Lethal neonatal hyperammonemia in severe ornithine transcarbamylase (OTC) deficiency compounded by large hepatic portosystemic shunt

A term male infant presented at 48 h of age with apnea, lethargy, and seizures. Plasma ammonia was 1180 μmol/ L, and biochemical studies (plasma citrulline <2 μM; urine orotate 1142 μg/ng creatinine) were consistent with a proximal urea cycle disorder (UCD).

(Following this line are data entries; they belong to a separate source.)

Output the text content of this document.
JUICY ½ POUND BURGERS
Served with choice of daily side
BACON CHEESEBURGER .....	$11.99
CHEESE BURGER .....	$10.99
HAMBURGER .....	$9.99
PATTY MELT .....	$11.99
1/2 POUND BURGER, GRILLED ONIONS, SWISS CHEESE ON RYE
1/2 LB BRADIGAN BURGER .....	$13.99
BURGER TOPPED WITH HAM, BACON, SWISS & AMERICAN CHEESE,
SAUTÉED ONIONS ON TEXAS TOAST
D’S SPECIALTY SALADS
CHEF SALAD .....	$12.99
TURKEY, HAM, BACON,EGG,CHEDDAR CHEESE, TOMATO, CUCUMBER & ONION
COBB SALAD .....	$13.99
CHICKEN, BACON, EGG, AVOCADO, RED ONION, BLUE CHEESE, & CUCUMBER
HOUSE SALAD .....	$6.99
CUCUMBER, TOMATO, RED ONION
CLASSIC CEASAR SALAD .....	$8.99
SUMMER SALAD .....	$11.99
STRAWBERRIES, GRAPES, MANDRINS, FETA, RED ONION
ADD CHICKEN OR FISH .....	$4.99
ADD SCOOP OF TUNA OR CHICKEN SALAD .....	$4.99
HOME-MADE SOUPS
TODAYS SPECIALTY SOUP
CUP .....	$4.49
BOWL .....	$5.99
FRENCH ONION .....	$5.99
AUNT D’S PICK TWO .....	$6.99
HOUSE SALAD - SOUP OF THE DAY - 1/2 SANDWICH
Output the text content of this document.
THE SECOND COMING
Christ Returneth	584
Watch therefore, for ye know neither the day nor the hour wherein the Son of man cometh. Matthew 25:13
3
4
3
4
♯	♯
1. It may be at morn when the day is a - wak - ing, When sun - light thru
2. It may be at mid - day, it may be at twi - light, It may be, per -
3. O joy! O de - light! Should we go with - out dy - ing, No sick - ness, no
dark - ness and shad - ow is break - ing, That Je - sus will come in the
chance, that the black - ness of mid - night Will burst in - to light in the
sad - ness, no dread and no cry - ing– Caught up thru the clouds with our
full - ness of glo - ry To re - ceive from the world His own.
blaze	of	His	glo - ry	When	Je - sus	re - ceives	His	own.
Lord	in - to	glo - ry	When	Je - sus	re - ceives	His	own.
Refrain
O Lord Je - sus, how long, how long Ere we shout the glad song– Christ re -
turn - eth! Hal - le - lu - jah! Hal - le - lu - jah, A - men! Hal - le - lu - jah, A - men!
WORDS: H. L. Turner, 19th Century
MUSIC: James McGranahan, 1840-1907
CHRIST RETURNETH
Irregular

Initially, hyperammonemia improved with continuous renal replacement therapy (cRRT) and ammonia scavengers. Upon discontinuation of cRRT, hyperammonemia worsened and lactic acidosis developed, with coexistent fulminant hepatic and renal failure. Color Doppler ultrasound of the liver (Fig. 1a–d identified a large congenital intrahepatic portosystemic shunt (PSS) with enlarged middle hepatic vein (MHV) with abnormal tortuous portosystemic shunt to the left portal vein (LPV). Congenital PSS occurs in approximately 1:25,000 births and is classified as either intraor extrahepatic (Stringer 2008). Shunts bypassing hepatic circulation can be associated with hyperammonemia and encephalopathy, even in the setting of normal urea cycle function (Witters et al. 2008; Kim et al. 2012; Sokollik et al. 2013; Van Straten et al. 2014). Plasma glutamine was initially massively elevated (>3000 μM), but it normalized with cRRT and ammonia scavengers despite persistence of recalcitrant hyperammonemia. OTC deficiency was confirmed by identification of a 4.3-Mb hemizygous deletion involving Xp21.1–Xp11.4 and incorporating the entire OTC locus, portending absent functional OTC enzymes and severe disease. The hemizygous Xp deletion, also involving other key genes (including CYBB and XK, associated with chronic granulomatous disease and McLeod syndrome, respectively), together with the PSS, caused recalcitrant, fatal hyperammonemia and lactic acidosis off cRRT. Autopsy revealed extensive hepatic centrilobular necrosis and dilated vascular spaces. This case illustrates the devastating effects of hepatic vascular anomalies in patients with coexistent UCD.